The prospect of real GDP growth persistently between 0-1% changes the character of and risks to the outlook. Thus, we expect the Fed to insure against worse outcomes. That process started this week with a 25 bp reduction in the Federal funds rate, a similar cut in the discount rate, and, importantly, coordinated central bank actions aimed at easing strains in money markets. In addition, we think officials will ease by at least another 75 bp over the next 7-9 months. Here’s why.
First, compared even with a few weeks ago, financial conditions have tightened significantly further as the price of credit has risen and lenders have made credit less available. Money-market rates have risen significantly, and yield spreads over those money-market rates on loans have stayed high or widened. Three-month dollar Libor-OIS spreads have jumped over the past month; while some of that increase reflects the transitory impact of year-end precautionary demands for liquidity, some represents a more fundamental deleveraging and re-intermediation of the banking system that will last well into 2008. Leveraged loan and credit default swap spreads over Libor, meanwhile, have been mixed: They have tightened appreciably over the past fortnight but have widened by 40 bp or more over the past month. High-yield and CMBS spreads have widened even more significantly, increasing the cost of borrowing for lower-rated borrowers, including those in commercial real estate. As a result, the absolute cost of borrowing is higher than in June.
Credit availability, moreover, likely has dwindled beyond where the Fed’s November Senior Loan Officer survey left it. As delinquencies and defaults soar, lenders and investors are tightening credit for commercial, credit card and auto lending, as well as for mortgage borrowers. Delinquency rates on all 1-4-unit residential mortgages jumped to a 19-year high of 5.59% in the third quarter, and the foreclosure start rate rose to a record 1.69%. With home prices just now falling by some measures, credit tightening, and resets looming, more foreclosures are likely. The new plan to freeze ARM resets for five years may be a win-win for some borrowers and lenders, but our US bank analyst believes that the partial freeze will not appreciably lower the expected level of bank provisioning. In addition, it may add a risk premium to mortgage credit and further reduce its availability. Delinquencies and net charge-offs (NCOs) for other forms of credit are still low by historical standards, but they are rising.
The second new factor is coming weakness in business capital spending. The tightening in financial conditions likely will undermine spending to some degree, but three other factors account for most of the prospective weakness in corporate capex. Slower top-line growth, sagging operating rates, and a downturn in corporate profits all seem likely to promote a 1.7% contraction in real business capital outlays over the four quarters of 2008. Managers will tend to extrapolate a slowdown in business activity into dimmer expectations of future growth, lower perceived returns from investing, and a reduced need to invest. Until the economy re-accelerates, therefore, capital spending probably is at risk.

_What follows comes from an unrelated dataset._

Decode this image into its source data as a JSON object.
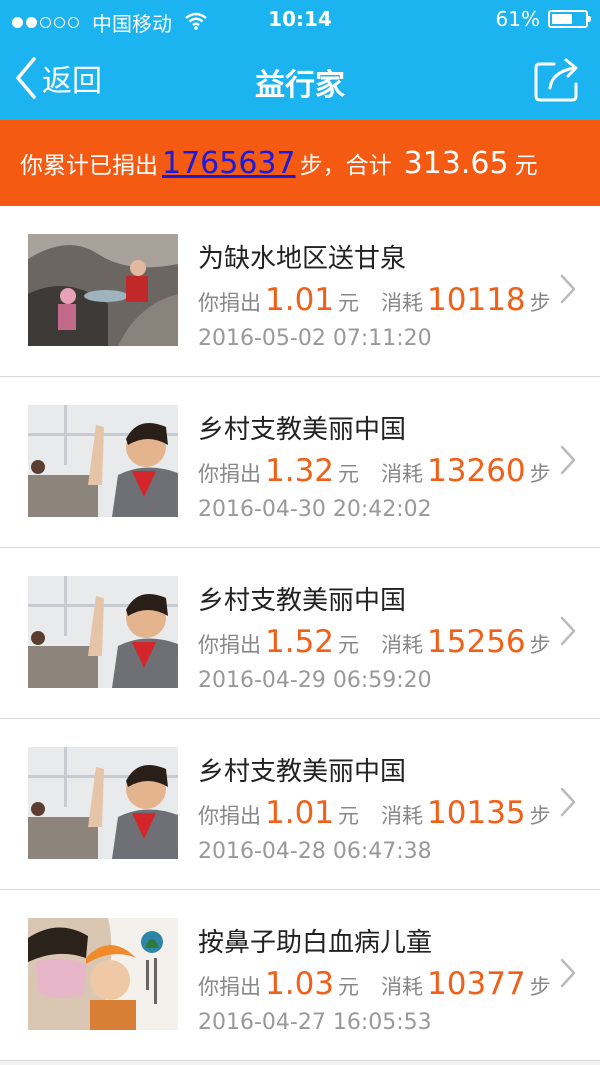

Moreover, the coming earnings recession means internally generated cash flow that has helped to finance investment over the past six years is fading fast as earnings decline — just as lending markets have turned inhospitable.
The final factor behind our change in view is that while growth abroad is still strong, slowdowns in Europe and Japan are undermining it. Our European colleagues have cut their GDP growth forecast for the euro area by 0.4 percentage point for 2008, to 1.6%, and by 0.3 pp for 2009, to 2.2%. On top of spillovers from the US slowdown, a strong currency, and elevated energy prices, the increased stress in money and credit markets is likely to hurt corporate spending for most of 2008. Likewise, tighter credit conditions and falling home prices probably will undermine UK growth. And in Japan, our team has just cut their 2008 forecast by a full point to 0.9%. While Japan doesn’t face a full-blown credit crunch, domestic policy blunders likely will combine with the US slowdown to produce serious weakness. Changes to regulations are hurting consumer and small-to-medium business financing; revision of the Building Standards Law has led to a sharp drop in housing starts; and fear of tax hikes has further harmed consumer sentiment. The upshot: Global growth likely will slip from 5% in 2007 to 4.3% in 2008, and the risks lie south of that still-hearty pace. That’s because spillovers into other parts of the world may yet undermine legitimate resilience in Asia and Latin America, with downside risks to growth in US exports.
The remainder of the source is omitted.